Logo O POVO+
Decoração vintage preserva memórias afetivas
Pause

Decoração vintage preserva memórias afetivas

Como maneira de conservar as lembranças, o vintage retorna como alternativa para a decoração dos lares
Edição Impressa
Tipo Notícia Por
A casa de Micaela Di Corrado dialoga entre o antigo e o novo (Foto: Micaela Di Corrado)
Foto: Micaela Di Corrado A casa de Micaela Di Corrado dialoga entre o antigo e o novo

Quem entra na casa de Micaela di Corrado, produtora de conteúdo digital, percebe que uma boneca da Pocahontas ocupa espaço privilegiado na decoração. Entre livros feministas, plantas e câmeras analógicas, a visão aparentemente infantil do brinquedo está ali por um motivo: foi seu pai que lhe deu há meia década. A história da Disney havia sido o primeiro filme que ela assistira no cinema e, ainda criança, sonhava com aquele pequeno mimo. Hoje a personagem enfeita a prateleira e representa o esforço que sua família precisou colocar para adquiri-la com pouco dinheiro.

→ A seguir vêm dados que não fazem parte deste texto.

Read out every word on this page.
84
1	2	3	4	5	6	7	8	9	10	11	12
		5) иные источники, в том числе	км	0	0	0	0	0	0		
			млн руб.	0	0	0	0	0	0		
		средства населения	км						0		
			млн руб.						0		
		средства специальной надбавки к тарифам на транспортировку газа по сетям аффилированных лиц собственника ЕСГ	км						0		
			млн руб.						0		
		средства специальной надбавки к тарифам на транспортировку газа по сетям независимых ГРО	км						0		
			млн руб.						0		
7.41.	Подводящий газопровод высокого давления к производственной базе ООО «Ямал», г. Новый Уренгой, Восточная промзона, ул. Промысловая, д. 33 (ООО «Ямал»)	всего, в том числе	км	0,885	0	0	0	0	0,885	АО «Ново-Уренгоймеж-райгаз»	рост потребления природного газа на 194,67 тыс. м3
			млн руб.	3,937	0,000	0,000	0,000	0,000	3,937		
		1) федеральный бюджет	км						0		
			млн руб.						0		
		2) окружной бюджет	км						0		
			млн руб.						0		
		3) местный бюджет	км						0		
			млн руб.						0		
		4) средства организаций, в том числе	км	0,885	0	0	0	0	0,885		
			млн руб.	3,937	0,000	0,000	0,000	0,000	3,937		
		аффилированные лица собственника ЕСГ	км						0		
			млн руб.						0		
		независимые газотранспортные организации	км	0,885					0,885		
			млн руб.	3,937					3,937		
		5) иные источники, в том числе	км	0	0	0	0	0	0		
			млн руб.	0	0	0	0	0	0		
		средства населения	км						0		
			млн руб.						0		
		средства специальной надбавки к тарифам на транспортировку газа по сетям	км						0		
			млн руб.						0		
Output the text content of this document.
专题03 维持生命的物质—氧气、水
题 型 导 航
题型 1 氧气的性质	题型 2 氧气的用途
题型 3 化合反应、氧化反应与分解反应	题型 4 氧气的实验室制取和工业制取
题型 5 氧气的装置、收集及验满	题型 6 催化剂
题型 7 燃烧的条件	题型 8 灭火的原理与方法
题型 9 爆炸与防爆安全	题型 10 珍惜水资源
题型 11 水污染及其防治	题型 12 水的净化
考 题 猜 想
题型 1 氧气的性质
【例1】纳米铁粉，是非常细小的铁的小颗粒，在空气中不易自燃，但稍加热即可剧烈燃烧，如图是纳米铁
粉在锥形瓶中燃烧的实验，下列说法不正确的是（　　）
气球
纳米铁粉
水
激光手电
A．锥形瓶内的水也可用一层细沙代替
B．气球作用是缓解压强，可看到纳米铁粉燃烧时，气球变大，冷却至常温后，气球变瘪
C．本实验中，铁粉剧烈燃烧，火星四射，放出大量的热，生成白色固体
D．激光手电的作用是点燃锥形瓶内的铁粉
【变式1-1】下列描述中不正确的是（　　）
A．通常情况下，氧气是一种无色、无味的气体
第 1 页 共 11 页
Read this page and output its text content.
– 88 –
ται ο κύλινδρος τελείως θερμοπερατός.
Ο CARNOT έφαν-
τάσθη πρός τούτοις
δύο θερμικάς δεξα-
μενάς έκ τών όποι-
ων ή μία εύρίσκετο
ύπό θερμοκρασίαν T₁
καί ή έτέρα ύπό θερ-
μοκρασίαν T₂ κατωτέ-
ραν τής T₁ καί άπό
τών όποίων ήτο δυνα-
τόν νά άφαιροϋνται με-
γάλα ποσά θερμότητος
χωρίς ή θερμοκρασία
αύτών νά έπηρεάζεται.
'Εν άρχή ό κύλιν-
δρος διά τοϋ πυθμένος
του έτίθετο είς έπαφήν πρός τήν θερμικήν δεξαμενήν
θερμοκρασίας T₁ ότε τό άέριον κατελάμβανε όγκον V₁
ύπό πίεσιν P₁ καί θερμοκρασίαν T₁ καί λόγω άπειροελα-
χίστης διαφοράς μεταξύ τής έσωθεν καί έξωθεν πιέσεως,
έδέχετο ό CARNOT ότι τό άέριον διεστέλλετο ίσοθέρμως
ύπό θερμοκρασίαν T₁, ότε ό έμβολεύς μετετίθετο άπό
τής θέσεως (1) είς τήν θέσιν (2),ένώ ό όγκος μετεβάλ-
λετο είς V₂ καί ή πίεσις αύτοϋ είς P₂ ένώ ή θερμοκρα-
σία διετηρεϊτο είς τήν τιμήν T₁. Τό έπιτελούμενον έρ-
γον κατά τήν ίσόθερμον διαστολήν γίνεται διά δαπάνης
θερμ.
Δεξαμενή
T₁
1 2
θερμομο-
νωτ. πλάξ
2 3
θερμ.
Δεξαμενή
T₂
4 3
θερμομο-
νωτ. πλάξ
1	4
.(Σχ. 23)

Outras peças de seu lar também conservam partes de antigas memórias, como um abajur pintado com flores da avó e os discos de vinil que há anos descobre em lojas locais. Esses objetos carregados de lembranças pregressas que compõem o ambiente são chamados de "vintage".

Para Micaela, cada objeto incorpora uma narrativa diferente. "Quando garimpamos itens, estamos honrando a história e, ao mesmo tempo, temos a possibilidade de ressignificá-los ao inseri-los em nossa própria história", acredita. A intensidade dos sentimentos é ainda maior quando a mobília tem proveniência familiar, porque está ligada ao passado de outros parentes. "O local em que moro atualmente com meu companheiro é minha primeira casa própria. Então, pela primeira vez, tenho a oportunidade de deixar tudo exatamente como sempre sonhei", comenta.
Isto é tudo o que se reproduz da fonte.